Useless. She’d read a dozen variations of this same advice. Salt barriers. Sage smoke. Speaking intentions into the void. Nothing about demonic corruption specifically. Nothing about what happened when Hell magic infected a sacred space and started spreading like rot through living wood.

She opened another tab in Wandle, the search engine specifically for witches. She typed in:demonic corruption sacred sites medieval texts

More useless results. Academic papers about historical accounts of corruption, but no actual methodology. Forum posts talking about “negative energy” like it was something you could fix with good vibes and crystals.

“Any luck?” Zara appeared beside her, having dispatched the customer.

“No. Everything I’m finding is surface-level garbage.” Ramona gestured at her screen. “Look at this. ‘Cleanse the space with sage and positive intentions.’ That’s not going to fix demonic corruption. That’s not going to stop whatever’s happening at the convergence point.”

“What about the grimoires?” Zara nodded toward the back room, where Marcus kept his collection of “rare” magical texts that were mostly Victorian-era fakes.

“Already checked.
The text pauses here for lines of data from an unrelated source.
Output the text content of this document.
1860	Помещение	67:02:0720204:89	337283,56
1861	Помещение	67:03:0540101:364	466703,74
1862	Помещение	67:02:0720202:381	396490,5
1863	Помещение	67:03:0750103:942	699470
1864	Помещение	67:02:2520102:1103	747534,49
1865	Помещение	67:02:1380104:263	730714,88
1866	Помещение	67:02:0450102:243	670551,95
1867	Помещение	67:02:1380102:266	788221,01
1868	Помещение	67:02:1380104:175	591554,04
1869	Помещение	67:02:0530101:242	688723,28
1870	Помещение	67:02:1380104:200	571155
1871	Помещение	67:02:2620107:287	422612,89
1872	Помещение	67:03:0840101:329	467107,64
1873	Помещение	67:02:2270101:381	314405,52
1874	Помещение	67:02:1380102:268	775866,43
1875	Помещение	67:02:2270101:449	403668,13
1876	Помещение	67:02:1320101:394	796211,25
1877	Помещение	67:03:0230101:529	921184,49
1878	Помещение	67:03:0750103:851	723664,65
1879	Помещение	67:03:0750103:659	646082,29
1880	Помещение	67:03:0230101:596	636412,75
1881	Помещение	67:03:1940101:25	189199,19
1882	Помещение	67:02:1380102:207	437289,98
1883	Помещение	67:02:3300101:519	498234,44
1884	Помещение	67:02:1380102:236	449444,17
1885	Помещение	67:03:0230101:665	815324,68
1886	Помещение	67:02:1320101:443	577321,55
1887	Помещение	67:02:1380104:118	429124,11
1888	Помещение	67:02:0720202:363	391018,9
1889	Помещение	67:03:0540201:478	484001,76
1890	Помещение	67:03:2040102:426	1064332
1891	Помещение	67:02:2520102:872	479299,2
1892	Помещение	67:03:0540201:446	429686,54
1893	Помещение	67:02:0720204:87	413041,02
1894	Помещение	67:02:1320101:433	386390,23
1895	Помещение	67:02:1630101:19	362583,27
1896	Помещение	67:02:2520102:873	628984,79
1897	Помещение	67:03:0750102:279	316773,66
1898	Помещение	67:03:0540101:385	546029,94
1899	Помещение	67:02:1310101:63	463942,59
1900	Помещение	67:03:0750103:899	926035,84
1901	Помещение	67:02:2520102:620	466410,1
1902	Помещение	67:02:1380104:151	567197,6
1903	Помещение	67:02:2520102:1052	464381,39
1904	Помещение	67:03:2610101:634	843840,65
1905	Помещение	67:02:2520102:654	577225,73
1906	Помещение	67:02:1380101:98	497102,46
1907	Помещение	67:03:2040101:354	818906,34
Nothing useful.” Ramona pulled up her notes — a document she’d been compiling all morning between customers. “I found three references to convergence point purification, but they’re all from the same source text that I can’t find. And the modern interpretations are…” She scrolled through. “Watered down. Simplified. Like someone took actual magical knowledge and dumbed it down for general consumption.”

“Which is exactly what Marcus does with this shop,” Zara observed.
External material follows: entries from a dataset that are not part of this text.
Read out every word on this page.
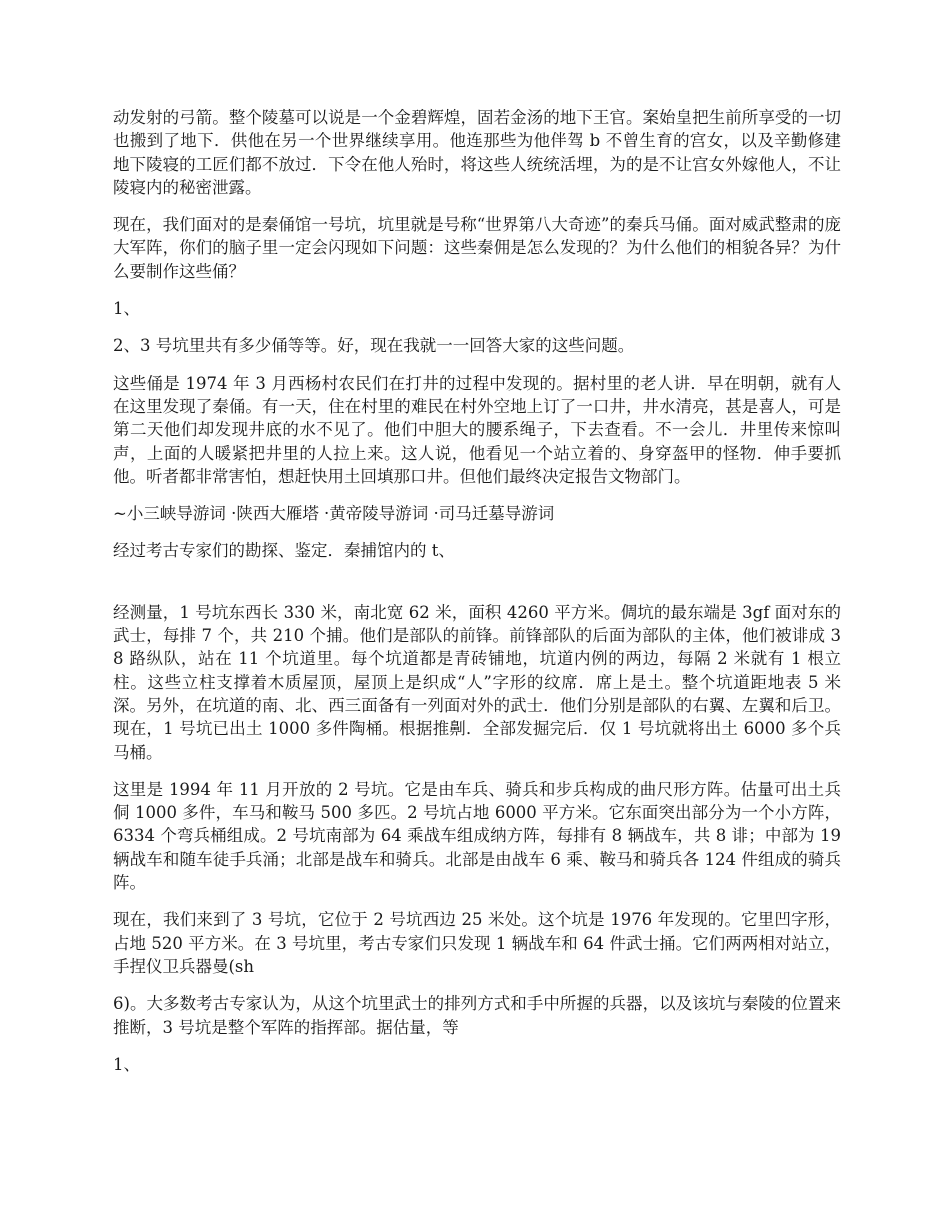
动发射的弓箭。整个陵墓可以说是一个金碧辉煌，固若金汤的地下王官。案始皇把生前所享受的一切也搬到了地下．供他在另一个世界继续享用。他连那些为他伴驾 b 不曾生育的宫女，以及辛勤修建地下陵寝的工匠们都不放过．下令在他人殆时，将这些人统统活埋，为的是不让宫女外嫁他人，不让陵寝内的秘密泄露。

现在，我们面对的是秦俑馆一号坑，坑里就是号称“世界第八大奇迹”的秦兵马俑。面对威武整肃的庞大军阵，你们的脑子里一定会闪现如下问题：这些秦佣是怎么发现的？为什么他们的相貌各异？为什么要制作这些俑？

1、

2、3 号坑里共有多少俑等等。好，现在我就一一回答大家的这些问题。

这些俑是 1974 年 3 月西杨村农民们在打井的过程中发现的。据村里的老人讲．早在明朝，就有人在这里发现了秦俑。有一天，住在村里的难民在村外空地上订了一口井，井水清亮，甚是喜人，可是第二天他们却发现井底的水不见了。他们中胆大的腰系绳子，下去查看。不一会儿．井里传来惊叫声，上面的人暖紧把井里的人拉上来。这人说，他看见一个站立着的、身穿盔甲的怪物．伸手要抓他。听者都非常害怕，想赶快用土回填那口井。但他们最终决定报告文物部门。

~小三峡导游词 ·陕西大雁塔 ·黄帝陵导游词 ·司马迁墓导游词

经过考古专家们的勘探、鉴定．秦捕馆内的 t、

经测量，1 号坑东西长 330 米，南北宽 62 米，面积 4260 平方米。倜坑的最东端是 3gf 面对东的武士，每排 7 个，共 210 个捕。他们是部队的前锋。前锋部队的后面为部队的主体，他们被诽成 38 路纵队，站在 11 个坑道里。每个坑道都是青砖铺地，坑道内例的两边，每隔 2 米就有 1 根立柱。这些立柱支撑着木质屋顶，屋顶上是织成“人”字形的纹席．席上是土。整个坑道距地表 5 米深。另外，在坑道的南、北、西三面备有一列面对外的武士．他们分别是部队的右翼、左翼和后卫。现在，1 号坑已出土 1000 多件陶桶。根据推劓．全部发掘完后．仅 1 号坑就将出土 6000 多个兵马桶。

这里是 1994 年 11 月开放的 2 号坑。它是由车兵、骑兵和步兵构成的曲尺形方阵。估量可出土兵侗 1000 多件，车马和鞍马 500 多匹。2 号坑占地 6000 平方米。它东面突出部分为一个小方阵，6334 个弯兵桶组成。2 号坑南部为 64 乘战车组成纳方阵，每排有 8 辆战车，共 8 诽；中部为 19 辆战车和随车徒手兵涌；北部是战车和骑兵。北部是由战车 6 乘、鞍马和骑兵各 124 件组成的骑兵阵。

现在，我们来到了 3 号坑，它位于 2 号坑西边 25 米处。这个坑是 1976 年发现的。它里凹字形，占地 520 平方米。在 3 号坑里，考古专家们只发现 1 辆战车和 64 件武士捅。它们两两相对站立，手捏仪卫兵器曼(sh

6)。大多数考古专家认为，从这个坑里武士的排列方式和手中所握的兵器，以及该坑与秦陵的位置来推断，3 号坑是整个军阵的指挥部。据估量，等

1、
“Yeah.” Ramona closed that tab, opened another. “What about Hell’s databases? You said you’d search?”

“I did. All morning, between helping customers and reorganizing the herb section.” Zara pulled out her HellBerry, scrolled through her notes. “There are references to corruption incidents. Procedures for containment. Guidelines for damage control.”

“But?”

“But the actual cleansing rituals are classified.” Zara’s expression was frustrated. “I don’t have clearance. Apparently, you need to be at least a Level 8 Administrator to access purification protocols, and I’m—” She stopped.